On the other hand, the server is dumb. All the server needs to do is fetch/generate an invoice and verify the token locally, which makes it much easier for service providers to spin up and down instances. I'm not sure if it's possible but it would be cool to generate invoices without fetching from a remote Lightning Node
reply
With StaticWire (https://github.com/AndySchroder/StaticWire) I plan to use the wireguard pubkeys to sign the JSON data. is Paseto able to let you choose the signature algorithm that you want to use?
Interesting approach about trying to use the preimage to reduce the amount of things the server needs to do. It would be really cool if that could somehow be embedded in the wireguard packets so that you can continuously prove payment.
However, everyone along the payment route knows the preimage, so that seems like an issue. It seems like we need to wait for BOLT12 to get secure proof of payment.
What type of roaming do you expect people to have with these tokens? Also, does your pricing model assume you pay per amount of data transferred, the rate at which data is transferred, or the time the that the endpoint reserves resources for you to ensure data can be transferred at some minimum bandwidth when you are ready to transfer data?
If a server can fetch an invoice, why is it harder for them to also verify payment of the invoice?
reply
JWT gives "algorithm agility" while Paseto is designed to be easy-to-use securely: https://github.com/paseto-standard/paseto-spec#key-differences-between-paseto-and-jwt
Only the client knows the preimage and holds the security token, so no risk of someone stealing a session.
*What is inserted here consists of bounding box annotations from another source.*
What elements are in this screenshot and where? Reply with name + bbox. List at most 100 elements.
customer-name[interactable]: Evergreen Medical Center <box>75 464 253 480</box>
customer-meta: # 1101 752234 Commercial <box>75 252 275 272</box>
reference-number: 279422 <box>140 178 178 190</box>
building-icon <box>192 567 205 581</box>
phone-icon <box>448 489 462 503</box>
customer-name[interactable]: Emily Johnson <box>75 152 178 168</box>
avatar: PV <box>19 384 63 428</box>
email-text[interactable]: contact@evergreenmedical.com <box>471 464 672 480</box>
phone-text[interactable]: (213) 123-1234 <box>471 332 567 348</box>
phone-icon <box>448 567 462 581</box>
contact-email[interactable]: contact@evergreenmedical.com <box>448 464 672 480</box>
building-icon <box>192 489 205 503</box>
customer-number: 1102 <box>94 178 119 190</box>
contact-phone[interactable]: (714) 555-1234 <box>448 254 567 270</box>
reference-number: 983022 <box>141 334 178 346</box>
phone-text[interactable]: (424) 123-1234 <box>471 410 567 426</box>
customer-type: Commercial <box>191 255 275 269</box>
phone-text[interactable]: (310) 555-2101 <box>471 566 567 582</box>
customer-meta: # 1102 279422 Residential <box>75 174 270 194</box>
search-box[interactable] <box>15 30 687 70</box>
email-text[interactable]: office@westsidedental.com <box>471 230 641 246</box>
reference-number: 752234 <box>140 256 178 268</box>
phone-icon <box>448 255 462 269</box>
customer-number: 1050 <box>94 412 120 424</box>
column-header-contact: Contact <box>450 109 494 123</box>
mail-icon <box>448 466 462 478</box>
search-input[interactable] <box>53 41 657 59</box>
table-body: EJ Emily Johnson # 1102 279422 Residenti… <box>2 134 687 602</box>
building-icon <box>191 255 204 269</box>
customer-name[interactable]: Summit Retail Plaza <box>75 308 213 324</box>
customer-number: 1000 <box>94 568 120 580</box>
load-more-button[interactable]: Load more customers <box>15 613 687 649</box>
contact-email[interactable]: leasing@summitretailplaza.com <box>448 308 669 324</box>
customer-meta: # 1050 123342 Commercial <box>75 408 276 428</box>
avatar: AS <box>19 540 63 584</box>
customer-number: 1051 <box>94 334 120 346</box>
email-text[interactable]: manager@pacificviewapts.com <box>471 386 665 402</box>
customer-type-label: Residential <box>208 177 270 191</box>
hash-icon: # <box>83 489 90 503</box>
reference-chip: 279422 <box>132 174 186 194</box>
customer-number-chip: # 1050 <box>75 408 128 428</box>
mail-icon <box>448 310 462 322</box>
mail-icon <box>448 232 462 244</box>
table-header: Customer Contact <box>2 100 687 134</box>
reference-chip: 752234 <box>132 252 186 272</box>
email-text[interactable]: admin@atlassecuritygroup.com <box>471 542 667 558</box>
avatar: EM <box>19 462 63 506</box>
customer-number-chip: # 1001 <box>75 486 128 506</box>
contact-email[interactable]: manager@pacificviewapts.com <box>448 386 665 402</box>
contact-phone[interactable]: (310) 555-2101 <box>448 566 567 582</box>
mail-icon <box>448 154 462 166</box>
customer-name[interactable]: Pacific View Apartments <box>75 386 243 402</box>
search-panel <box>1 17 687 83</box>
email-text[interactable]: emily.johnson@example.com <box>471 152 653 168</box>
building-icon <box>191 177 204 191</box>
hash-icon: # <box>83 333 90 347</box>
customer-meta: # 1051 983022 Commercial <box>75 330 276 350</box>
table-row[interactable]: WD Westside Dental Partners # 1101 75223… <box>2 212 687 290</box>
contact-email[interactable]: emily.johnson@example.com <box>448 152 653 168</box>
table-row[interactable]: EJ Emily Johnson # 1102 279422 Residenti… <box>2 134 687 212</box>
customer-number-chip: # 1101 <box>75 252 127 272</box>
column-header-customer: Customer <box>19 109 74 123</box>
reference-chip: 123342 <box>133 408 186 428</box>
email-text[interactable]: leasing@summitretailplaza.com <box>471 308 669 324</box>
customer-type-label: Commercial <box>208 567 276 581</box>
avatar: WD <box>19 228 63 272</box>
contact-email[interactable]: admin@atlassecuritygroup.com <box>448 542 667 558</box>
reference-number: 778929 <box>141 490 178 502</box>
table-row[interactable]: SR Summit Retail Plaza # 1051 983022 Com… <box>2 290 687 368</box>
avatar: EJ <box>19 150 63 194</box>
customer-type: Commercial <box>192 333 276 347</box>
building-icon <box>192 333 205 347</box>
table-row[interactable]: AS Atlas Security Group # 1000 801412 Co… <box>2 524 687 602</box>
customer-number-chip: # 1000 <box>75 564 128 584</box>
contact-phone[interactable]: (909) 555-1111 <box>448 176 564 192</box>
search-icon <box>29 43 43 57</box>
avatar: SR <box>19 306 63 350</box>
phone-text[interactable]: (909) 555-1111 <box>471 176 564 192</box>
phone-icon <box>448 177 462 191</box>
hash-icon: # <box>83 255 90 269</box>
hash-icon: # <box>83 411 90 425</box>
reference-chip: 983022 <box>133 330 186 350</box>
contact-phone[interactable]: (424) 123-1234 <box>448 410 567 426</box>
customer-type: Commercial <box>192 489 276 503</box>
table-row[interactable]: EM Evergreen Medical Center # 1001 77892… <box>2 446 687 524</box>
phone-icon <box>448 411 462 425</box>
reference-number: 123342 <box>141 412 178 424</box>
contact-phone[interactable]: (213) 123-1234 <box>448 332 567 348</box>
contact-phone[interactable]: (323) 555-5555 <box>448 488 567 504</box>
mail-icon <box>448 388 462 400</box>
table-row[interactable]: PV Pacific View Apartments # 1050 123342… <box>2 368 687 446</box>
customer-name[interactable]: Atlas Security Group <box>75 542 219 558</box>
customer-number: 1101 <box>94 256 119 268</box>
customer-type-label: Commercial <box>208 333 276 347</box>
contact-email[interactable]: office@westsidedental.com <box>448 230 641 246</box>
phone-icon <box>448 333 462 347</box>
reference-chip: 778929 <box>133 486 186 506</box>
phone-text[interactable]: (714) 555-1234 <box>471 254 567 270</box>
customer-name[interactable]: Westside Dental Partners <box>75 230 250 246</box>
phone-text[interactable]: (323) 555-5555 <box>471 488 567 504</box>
Also, PTLCs would further mitigate that risk if my understanding is correct.
For an MVP, I don't plan to build roaming for a single token. If a user changes locations, they would start a new session and buy new tokens. Eventually, might be cool to have longer term tokens, so that a user can initiate a session without making a payment on clearnet
The prototype is time-based. But wireguard tracks data throughput, so a preffered option would be data-use model.
Managing everything on the server requires more central processing. The server has to store the 'contract' details for every open invoice and respond to every settled invoice. How well does this scale? If the server misses an invoice completion, how does it know to re-initiate? By moving state to the client, the server is (almost) stateless, only needing to handle client requests
reply
It looks like PASETO uses the same signature algorithm as wireguard, so the wireguard pubkeys should be usable with it.
How are you saying nobody else knows the preimage? Are you talking about a preimage that is not the preimage for the invoice?
I don't think the server is going to be able to be completely stateless. You will be able to remove some state information from the server, but I don't see how you can remove all of it, especially with some more realistic pricing structures.
reply
Interesting, I hadn't thought about using wireguard keys for signing the token, though I'm not sure what exactly is gained by doing so.
I mean no one else knows the preimage and holds the token: both are required by the server.
You're right, the server has to manage wireguard sessions so it can't be completely stateless, but my goal is to make the server as simple as possible. Both approaches should work, but when considering the trade-offs, I like pushing the logic and control to the client.
reply
The benefit of using the wireguard keys to sign the JSON messages is that you don't need to have another key or key type. You need to secure this communication some way because it has to at least initially start outside of the tunnel, so it's best to keep it simple and common rather than need to trust multiple keys.